The Stories We Tell Ourselves

The stories we tell ourselves are not who we are, but we have become so used to them, we mistake the soul of us for the story itself. A frequent part of current seminars on self-improvement and personal development (see my post on Letting Go of the Past) speak about the stories that keep us stuck in the past, that can come out of painful and unhappy times and become a part of our psyche, even, or especially, if they are distortions of memory. We all do this and moving forward out of such stories can be intensely difficult. The problem is that often we treat the story as absolute truth and it can become a kind of self-imposed prison of feelings and shifting memory, what I call the vampire effect. So long as this state remains, we are never fully in touch with who we are, or what we are here for. We think we are mirroring our real self, but in truth, we are recalling an illusion.

So what keeps us from changing the narrative, and letting go of that prison, however we may have shaped it? For no matter what we tell ourselves, the design of the narrative is our own creation, and only we can change it from something negative into something life-giving. We are not in the present moment when we remember what has caused us unhappiness. We are not our authentic selves when we rely on the past to serve as our interpretation of reality. If we do, we will always be wrong.

Yes, our life has taken a certain path—a unique one that no one else among the billions of people on this earth has experienced.

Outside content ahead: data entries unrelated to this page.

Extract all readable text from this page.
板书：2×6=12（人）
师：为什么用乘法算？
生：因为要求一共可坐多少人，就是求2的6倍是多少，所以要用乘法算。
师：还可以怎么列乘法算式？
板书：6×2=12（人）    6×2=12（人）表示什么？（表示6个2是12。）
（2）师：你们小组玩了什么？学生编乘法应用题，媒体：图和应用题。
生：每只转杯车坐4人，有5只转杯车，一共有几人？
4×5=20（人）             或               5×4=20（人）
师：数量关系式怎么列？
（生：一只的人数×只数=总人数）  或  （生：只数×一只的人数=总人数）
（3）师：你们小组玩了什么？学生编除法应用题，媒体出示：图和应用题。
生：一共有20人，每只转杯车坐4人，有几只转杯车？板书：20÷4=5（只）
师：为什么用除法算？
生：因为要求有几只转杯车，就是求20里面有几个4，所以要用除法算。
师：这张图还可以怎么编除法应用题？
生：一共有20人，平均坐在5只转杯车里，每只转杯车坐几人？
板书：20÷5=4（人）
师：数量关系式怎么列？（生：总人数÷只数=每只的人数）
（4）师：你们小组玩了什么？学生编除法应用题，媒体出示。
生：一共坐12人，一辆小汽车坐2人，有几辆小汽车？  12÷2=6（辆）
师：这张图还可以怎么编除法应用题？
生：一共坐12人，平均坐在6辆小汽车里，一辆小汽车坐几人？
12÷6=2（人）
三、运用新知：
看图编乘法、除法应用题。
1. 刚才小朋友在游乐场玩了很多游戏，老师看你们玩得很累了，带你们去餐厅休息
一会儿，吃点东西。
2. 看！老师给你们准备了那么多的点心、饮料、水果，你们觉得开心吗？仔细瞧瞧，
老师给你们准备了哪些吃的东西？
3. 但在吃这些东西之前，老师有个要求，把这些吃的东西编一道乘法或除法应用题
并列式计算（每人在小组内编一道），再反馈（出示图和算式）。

Whatever has happened has given us information, lessons, emotions of every kind, and in each moment we are a product of it all. It is how we choose to see ourselves right now that determines the quality of our life. We can recall injustice, hurt, and grief. But that IS a choice. We can just as easily decide to choose joy. Why don’t we?

There are a thousand reasons we give ourselves. None of them apply. The past no longer exists. Even when we remember the past, we are not living in it—we are producing synaptic firings in our brain that follow the familiar channels we have created by repeating certain thoughts and emotions. But those firings are happening right now, not years ago, or days ago, or even seconds ago. Right this second they are occurring, and faster than we can think of them they too recede into the past. So why linger in a place that does not exist?

It seems to me that what we do is forget who we have become, and what an act of grace it is that we are who we are. That same life we remember so vividly in negative ways carried in it the resonance of love, of joy, of moments of caring and laughter. Our life has taken us through passages of learning and out of those we have also gained a great wisdom.

We are blessed beings, and all that we are is evident right this second. Nothing is missing. We are here to do work only we can do, and whether we know it or not, in each moment we are held within God’s unconditional love. Nothing is missing. This is always true.